Today, as it’s turned out, the ship is making an off-itinerary change due to a sick passenger on board who had a heart attack. Instead of heading directly to Lisbon, Portugal, as our next port of call, we are sailing to the island of Madeira, the distance of which is described as follows:

“The distance from Lisbon to Madeira is 968 kilometers. This air travel distance is equal to 601 miles.”

This change in itinerary results in an enormous difference in the itinerary, as shown in the map below:

Map of Explore Portugal: Porto, Lisbon, & Madeira Island - 14 Days
Madeira is closer to Africa than it is to Portugal. This course change may impact the planned visit to Lisbon. But, of course, the well-being of a passenger is more critical than a port of call.
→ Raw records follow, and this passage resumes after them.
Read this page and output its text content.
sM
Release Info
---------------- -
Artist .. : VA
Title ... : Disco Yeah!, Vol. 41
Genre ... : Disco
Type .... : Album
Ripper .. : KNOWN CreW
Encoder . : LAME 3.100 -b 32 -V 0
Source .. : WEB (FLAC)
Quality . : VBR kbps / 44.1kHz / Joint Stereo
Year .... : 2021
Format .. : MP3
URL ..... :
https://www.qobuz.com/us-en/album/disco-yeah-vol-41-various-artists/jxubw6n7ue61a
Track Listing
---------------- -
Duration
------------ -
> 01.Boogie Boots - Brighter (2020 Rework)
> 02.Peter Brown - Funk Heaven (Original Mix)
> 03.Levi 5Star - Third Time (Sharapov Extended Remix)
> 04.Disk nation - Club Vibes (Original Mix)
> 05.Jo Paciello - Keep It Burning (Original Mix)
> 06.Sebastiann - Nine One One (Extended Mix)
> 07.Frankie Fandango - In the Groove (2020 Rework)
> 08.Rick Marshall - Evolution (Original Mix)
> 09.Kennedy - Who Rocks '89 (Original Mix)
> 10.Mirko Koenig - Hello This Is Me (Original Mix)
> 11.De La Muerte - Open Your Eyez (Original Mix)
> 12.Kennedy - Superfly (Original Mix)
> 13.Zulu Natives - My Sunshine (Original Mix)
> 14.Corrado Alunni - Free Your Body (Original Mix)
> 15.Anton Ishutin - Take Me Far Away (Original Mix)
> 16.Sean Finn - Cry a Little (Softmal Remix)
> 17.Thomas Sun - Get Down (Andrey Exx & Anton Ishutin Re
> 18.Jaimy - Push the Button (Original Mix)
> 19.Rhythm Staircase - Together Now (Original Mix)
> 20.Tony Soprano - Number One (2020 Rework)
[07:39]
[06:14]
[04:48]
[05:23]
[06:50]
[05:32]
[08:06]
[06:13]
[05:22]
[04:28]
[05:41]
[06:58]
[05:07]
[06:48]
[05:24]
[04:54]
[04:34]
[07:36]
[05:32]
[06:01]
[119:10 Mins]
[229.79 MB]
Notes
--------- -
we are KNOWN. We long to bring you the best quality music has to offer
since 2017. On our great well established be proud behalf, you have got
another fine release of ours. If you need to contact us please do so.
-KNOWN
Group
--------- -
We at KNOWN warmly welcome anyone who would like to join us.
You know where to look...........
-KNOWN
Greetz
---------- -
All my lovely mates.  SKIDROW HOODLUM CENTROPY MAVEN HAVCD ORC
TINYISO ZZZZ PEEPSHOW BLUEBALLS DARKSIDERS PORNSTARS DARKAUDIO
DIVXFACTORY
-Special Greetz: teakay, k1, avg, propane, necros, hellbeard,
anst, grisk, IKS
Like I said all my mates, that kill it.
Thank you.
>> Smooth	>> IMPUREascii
We have visited Lisbon in the past and have an upcoming cruise that stops in Lisbon. For us, this change is acceptable with us. We hope the sick passenger will receive the necessary medical care in time. We’ll know by tonight how this will work out.

Today a notice was posted in the daily newsletter stating that antigen Covid test kits were available for purchase at US $24.50 each at the customer service desk. In researching the availability of Covid tests, which we need for the upcoming cruise, we discovered that all Covid testing locations in Southampton have closed. There is no place to go to get a test.

The village of São Miguel Island, the Azores.

Instead, our only option to comply with the requirements of a negative Covid test before boarding the Queen Mary 2 on April 24 was to purchase the antigen test, which is allowed for boarding, right here on the ship. Once we enter the port in Southampton, our two test kits will be waiting for us at a designated location. Good thing we checked this out today, giving us peace of mind.

Today, we’ve included a few more photos from yesterday’s visit to The Azores. We’ll be back with more news and photos tomorrow.